はじめに
今回は、ChromeOS Flexを導入する際に拡張機能による標準のインストールでリカバリユーティリティが進行しない問題について書いていきます。
管理者権限でのGoogle Chrome実行でもできない場合、以下の可能性があります。
- 自動ダウンロード時のインターネットトラブル
- 解凍処理のセキュリティとの競合
- 省電力モードや最適化によるもの
結論から言うと、解決策は、あらかじめZIPをダウンロードしておき、右上の歯車メニューから「ローカルイメージ」を手動指定するという方法です。
1.環境セクション
- OS:Windows11
- CPU:Intel(R) Core(TM) Ultra 7 155U (2.10 GHz)
- メディア:KIOXIA USBメモリ
- ツール:Chromebook リカバリユーティリティ
3. 異常挙動の観察と切り分け
解決に至るまでに観察した、一般的なソフトウェアトラブルとは異なる「特異な挙動」を記録します。
3.1 物理的な挙動:CPUファンの停止
PCの電源プランを「最大パフォーマンス」に設定し、通常であれば高負荷がかかるはずの書き込みプロセスにおいて、以下の現象が発生しました。
現象: 「作成開始」をクリックした直後、それまで回転していたCPUファンが完全に停止した。
推察: CPU使用率が極端に低下しているか、ツール自体がOSのスケジューリングから外れ、デッドロック(処理の停滞)に陥っている可能性が高い。
3.2 システム的な挙動:UAC(ユーザーアカウント制御)の矛盾
Windowsの権限昇格プロセスの反応を比較した結果、ツールの特定のフローに問題があることが判明しました。
メディアの消去時: 正常にUACのポップアップが出現し、管理者認証後に処理が進行する。
リカバリメディア作成時: 認証を求めるダイアログが出現せず、進捗バーが0%のまま完全にスタックする。
切り分け結果: 「USBデバイスへのアクセス権限」そのものではなく、「ダウンロードデータの解凍・展開プロセス」とWindows 11(特に最新の2025年モデルにおける省電力/セキュリティ制御)の相性に起因すると推測。
3.3 待機時間の検証
試行: 無反応の状態で15分間の放置を行ったが、進捗バーおよびリソースモニター上のディスク書き込み量に変化は見られなかった。
結論: 単なる「処理の遅延」ではなく、内部プロセスがハングアップしていると断定。
4. 解決策:ローカルイメージの直接指定
標準の自動ダウンロード機能を使用せず、イメージファイルを事前に用意してツールに読み込ませることで、スタック問題を回避しました。
STEP 1:公式イメージのダウンロード
Googleの公式サーバーから最新のChromeOS Flexイメージを取得します。
ダウンロード: ChromeOS Flex イメージ (最新版)
※約1.3GBのzipファイルがダウンロードされます。
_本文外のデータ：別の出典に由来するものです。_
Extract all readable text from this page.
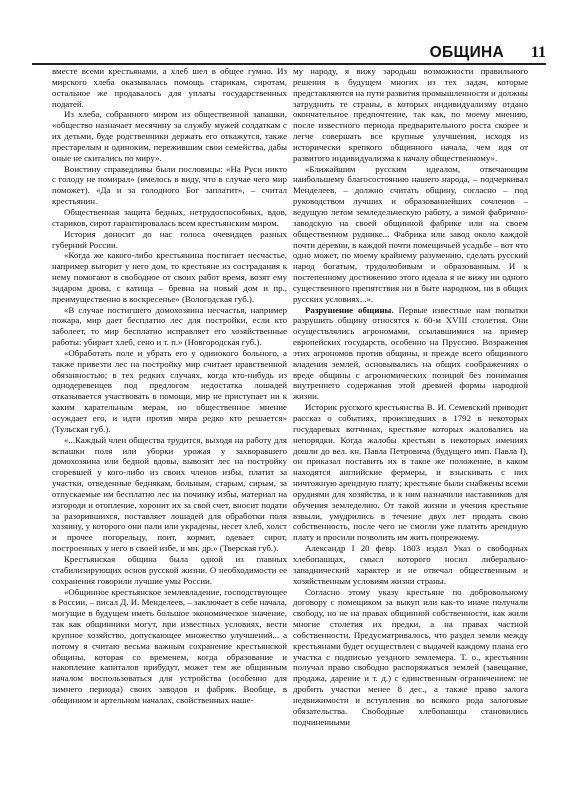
ОБЩИНА 11

вместе всеми крестьянами, а хлеб шел в общее гумно. Из мирского хлеба оказывалась помощь старикам, сиротам, остальное же продавалось для уплаты государственных податей.

Из хлеба, собранного миром из общественной запашки, «общество назначает месячину за службу мужей солдаткам с их детьми, буде родственники держать его откажутся, также престарелым и одиноким, пережившим свои семейства, дабы оные не скитались по миру».

Воистину справедливы были пословицы: «На Руси никто с голоду не помирал» (имелось в виду, что в случае чего мир поможет). «Да и за голодного Бог заплатит», – считал крестьянин.

Общественная защита бедных, нетрудоспособных, вдов, стариков, сирот гарантировалась всем крестьянским миром.

История доносит до нас голоса очевидцев разных губерний России.

«Когда же какого-либо крестьянина постигает несчастье, например выгорит у него дом, то крестьяне из сострадания к нему помогают в свободное от своих работ время, возят ему задаром дрова, с катища – бревна на новый дом и пр., преимущественно в воскресенье» (Вологодская губ.).

«В случае постигшего домохозяина несчастья, например пожара, мир дает бесплатно лес для постройки, если кто заболеет, то мир бесплатно исправляет его хозяйственные работы: убирает хлеб, сено и т. п.» (Новгородская губ.).

«Обработать поле и убрать его у одинокого больного, а также привезти лес на постройку мир считает нравственной обязанностью; в тех редких случаях, когда кто-нибудь из однодеревенцев под предлогом недостатка лошадей отказывается участвовать в помощи, мир не приступает ни к каким карательным мерам, но общественное мнение осуждает его, и идти против мира редко кто решается» (Тульская губ.).

«...Каждый член общества трудится, выходя на работу для вспашки поля или уборки урожая у захворавшего домохозяина или бедной вдовы, вывозит лес на постройку сгоревшей у кого-либо из своих членов избы, платит за участки, отведенные беднякам, больным, старым, сирым, за отпускаемые им бесплатно лес на починку избы, материал на изгороди и отопление, хоронит их за свой счет, вносит подати за разорившихся, поставляет лошадей для обработки поля хозяину, у которого они пали или украдены, несет хлеб, холст и прочее погорельцу, поит, кормит, одевает сирот, построенных у него в своей избе, и мн. др.» (Тверская губ.).

Крестьянская община была одной из главных стабилизирующих основ русской жизни. О необходимости ее сохранения говорили лучшие умы России.

«Общинное крестьянское землевладение, господствующее в России, – писал Д. И. Менделеев, – заключает в себе начала, могущие в будущем иметь большое экономическое значение, так как общинники могут, при известных условиях, вести крупное хозяйство, допускающее множество улучшений... а потому я считаю весьма важным сохранение крестьянской общины, которая со временем, когда образование и накопление капиталов прибудут, может тем же общинным началом воспользоваться для устройства (особенно для зимнего периода) своих заводов и фабрик. Вообще, в общинном и артельном началах, свойственных наше-

му народу, я вижу зародыш возможности правильного решения в будущем многих из тех задач, которые представляются на пути развития промышленности и должны затруднить те страны, в которых индивидуализму отдано окончательное предпочтение, так как, по моему мнению, после известного периода предварительного роста скорее и легче совершать все крупные улучшения, исходя из исторически крепкого общинного начала, чем идя от развитого индивидуализма к началу общественному».

«Ближайшим русским идеалом, отвечающим наибольшему благосостоянию нашего народа, – подчеркивал Менделеев, – должно считать общину, согласно – под руководством лучших и образованнейших сочленов – ведущую летом земледельческую работу, а зимой фабрично-заводскую на своей общинной фабрике или на своем общественном руднике... Фабрика или завод около каждой почти деревни, в каждой почти помещичьей усадьбе – вот что одно может, по моему крайнему разумению, сделать русский народ богатым, трудолюбивым и образованным. И к постепенному достижению этого идеала я не вижу ни одного существенного препятствия ни в быте народном, ни в общих русских условиях...».

Разрушение общины. Первые известные нам попытки разрушить общину относятся к 60-м XVIII столетия. Они осуществлялись агрономами, ссылавшимися на пример европейских государств, особенно на Пруссию. Возражения этих агрономов против общины, и прежде всего общинного владения землей, основывались на общих соображениях о вреде общины с агрономических позиций без понимания внутреннего содержания этой древней формы народной жизни.

Историк русского крестьянства В. И. Семевский приводит рассказ о событиях, происшедших в 1792 в некоторых государевых вотчинах, крестьяне которых жаловались на непорядки. Когда жалобы крестьян в некоторых имениях дошли до вел. кн. Павла Петровича (будущего имп. Павла I), он приказал поставить их в такое же положение, в каком находятся английские фермеры, и взыскивать с них ничтожную арендную плату; крестьяне были снабжены всеми орудиями для хозяйства, и к ним назначили наставников для обучения земледелию. От такой жизни и учения крестьяне взвыли, умудрились в течение двух лет продать свою собственность, после чего не смогли уже платить арендную плату и просили позволить им жить попрежнему.

Александр I 20 февр. 1803 издал Указ о свободных хлебопашцах, смысл которого носил либерально-западнический характер и не отвечал общественным и хозяйственным условиям жизни страны.

Согласно этому указу крестьяне по добровольному договору с помещиком за выкуп или как-то иначе получали свободу, но не на правах общинной собственности, как жили многие столетия их предки, а на правах частной собственности. Предусматривалось, что раздел земли между крестьянами будет осуществлен с выдачей каждому плана его участка с подписью уездного землемера. Т. о., крестьянин получал право свободно распоряжаться землей (завещание, продажа, дарение и т. д.) с единственным ограничением: не дробить участки менее 8 дес., а также право залога недвижимости и вступления во всякого рода залоговые обязательства. Свободные хлебопашцы становились подчиненными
解凍せずそのままで構いません。
STEP 2:リカバリ ユーティリティの設定変更
「Chromebook リカバリ ユーティリティ」を起動します。
画面右上の [歯車アイコン] をクリックします。
メニューから [ローカルイメージを使用] を選択します。
先ほどダウンロードしたzipファイルを選択します。
STEP 3:書き込みの実行
使用するUSBメモリ(今回はKIOXIA製)を選択します。
「今すぐ作成」をクリックします。
結果: 0%で止まっていたのが嘘のように進捗バーが動き出し、CPUファンも回転。正常に書き込みが完了しました。
5. 考察と代替案
5.1 原因の推察
今回のトラブル(0%停止およびファン停止)は、以下の要因が複合的に絡み合った結果だと推測されます。
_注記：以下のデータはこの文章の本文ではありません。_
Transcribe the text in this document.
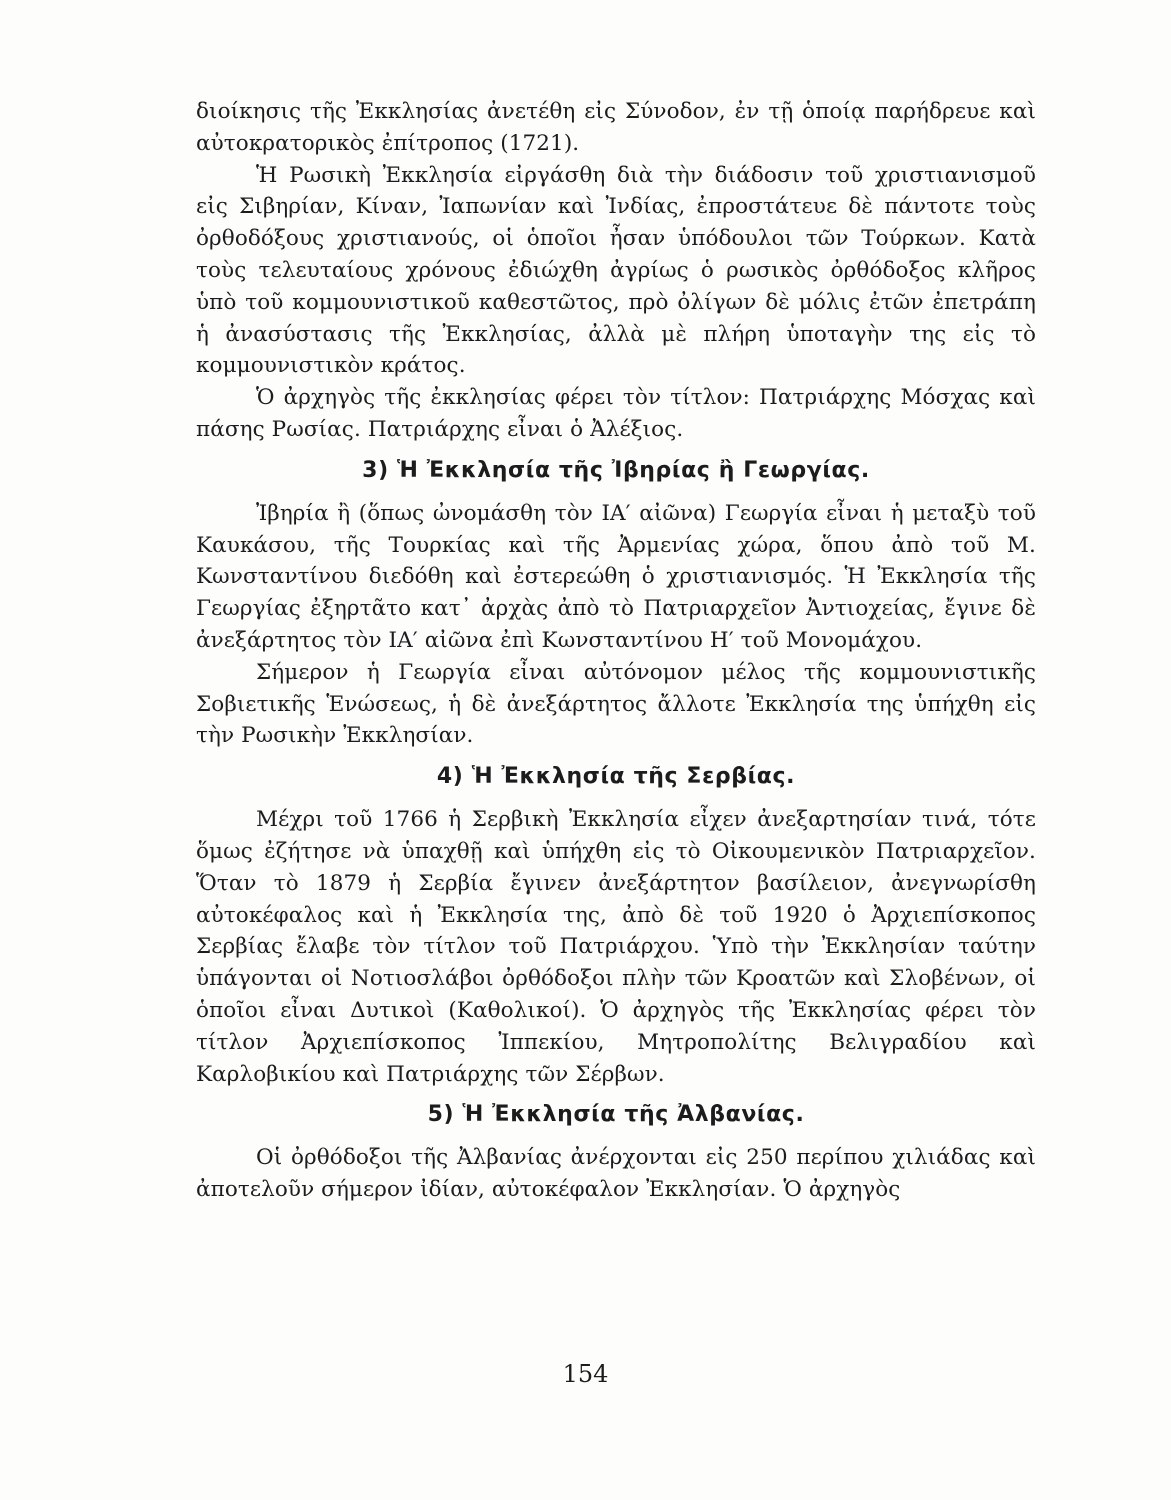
διοίκησις τῆς Ἐκκλησίας ἀνετέθη εἰς Σύνοδον, ἐν τῇ ὁποίᾳ παρήδρευε καὶ αὐτοκρατορικὸς ἐπίτροπος (1721).

Ἡ Ρωσικὴ Ἐκκλησία εἰργάσθη διὰ τὴν διάδοσιν τοῦ χριστιανισμοῦ εἰς Σιβηρίαν, Κίναν, Ἰαπωνίαν καὶ Ἰνδίας, ἐπροστάτευε δὲ πάντοτε τοὺς ὀρθοδόξους χριστιανούς, οἱ ὁποῖοι ἦσαν ὑπόδουλοι τῶν Τούρκων. Κατὰ τοὺς τελευταίους χρόνους ἐδιώχθη ἀγρίως ὁ ρωσικὸς ὀρθόδοξος κλῆρος ὑπὸ τοῦ κομμουνιστικοῦ καθεστῶτος, πρὸ ὀλίγων δὲ μόλις ἐτῶν ἐπετράπη ἡ ἀνασύστασις τῆς Ἐκκλησίας, ἀλλὰ μὲ πλήρη ὑποταγὴν της εἰς τὸ κομμουνιστικὸν κράτος.

Ὁ ἀρχηγὸς τῆς ἐκκλησίας φέρει τὸν τίτλον: Πατριάρχης Μόσχας καὶ πάσης Ρωσίας. Πατριάρχης εἶναι ὁ Ἀλέξιος.

3) Ἡ Ἐκκλησία τῆς Ἰβηρίας ἢ Γεωργίας.

Ἰβηρία ἢ (ὅπως ὠνομάσθη τὸν ΙΑ′ αἰῶνα) Γεωργία εἶναι ἡ μεταξὺ τοῦ Καυκάσου, τῆς Τουρκίας καὶ τῆς Ἀρμενίας χώρα, ὅπου ἀπὸ τοῦ Μ. Κωνσταντίνου διεδόθη καὶ ἐστερεώθη ὁ χριστιανισμός. Ἡ Ἐκκλησία τῆς Γεωργίας ἐξηρτᾶτο κατ᾽ ἀρχὰς ἀπὸ τὸ Πατριαρχεῖον Ἀντιοχείας, ἔγινε δὲ ἀνεξάρτητος τὸν ΙΑ′ αἰῶνα ἐπὶ Κωνσταντίνου Η′ τοῦ Μονομάχου.

Σήμερον ἡ Γεωργία εἶναι αὐτόνομον μέλος τῆς κομμουνιστικῆς Σοβιετικῆς Ἑνώσεως, ἡ δὲ ἀνεξάρτητος ἄλλοτε Ἐκκλησία της ὑπήχθη εἰς τὴν Ρωσικὴν Ἐκκλησίαν.

4) Ἡ Ἐκκλησία τῆς Σερβίας.

Μέχρι τοῦ 1766 ἡ Σερβικὴ Ἐκκλησία εἶχεν ἀνεξαρτησίαν τινά, τότε ὅμως ἐζήτησε νὰ ὑπαχθῇ καὶ ὑπήχθη εἰς τὸ Οἰκουμενικὸν Πατριαρχεῖον. Ὅταν τὸ 1879 ἡ Σερβία ἔγινεν ἀνεξάρτητον βασίλειον, ἀνεγνωρίσθη αὐτοκέφαλος καὶ ἡ Ἐκκλησία της, ἀπὸ δὲ τοῦ 1920 ὁ Ἀρχιεπίσκοπος Σερβίας ἔλαβε τὸν τίτλον τοῦ Πατριάρχου. Ὑπὸ τὴν Ἐκκλησίαν ταύτην ὑπάγονται οἱ Νοτιοσλάβοι ὀρθόδοξοι πλὴν τῶν Κροατῶν καὶ Σλοβένων, οἱ ὁποῖοι εἶναι Δυτικοὶ (Καθολικοί). Ὁ ἀρχηγὸς τῆς Ἐκκλησίας φέρει τὸν τίτλον Ἀρχιεπίσκοπος Ἰππεκίου, Μητροπολίτης Βελιγραδίου καὶ Καρλοβικίου καὶ Πατριάρχης τῶν Σέρβων.

5) Ἡ Ἐκκλησία τῆς Ἀλβανίας.

Οἱ ὀρθόδοξοι τῆς Ἀλβανίας ἀνέρχονται εἰς 250 περίπου χιλιάδας καὶ ἀποτελοῦν σήμερον ἰδίαν, αὐτοκέφαλον Ἐκκλησίαν. Ὁ ἀρχηγὸς

154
リソース競合: 最新PC(2025年モデル)の省電力制御が、ツールの「ダウンロード完了待ち」を「アイドル状態」と誤認した可能性。
プロセスのハング: ツール内部での「zip解凍」と「管理者権限での書き込み開始」の受け渡しが、最新のWindows 11セキュリティ設定によりブロックされた。
「ローカルイメージ」を使用することで、不安定なネットワーク/解凍プロセスをスキップし、直接「書き込み」プロセスへ移行できたことが成功の鍵でした。
5.2 代替案:これでも解決しない場合
もし上記手順でも停止する場合は、サードパーティ製のライティングソフトである Rufus の使用を推奨します。Google公式ではありませんが、ISO/BINイメージをUSBに展開する能力が非常に高く、今回ダウンロードしたイメージファイルを使って同様にインストーラーを作成可能です。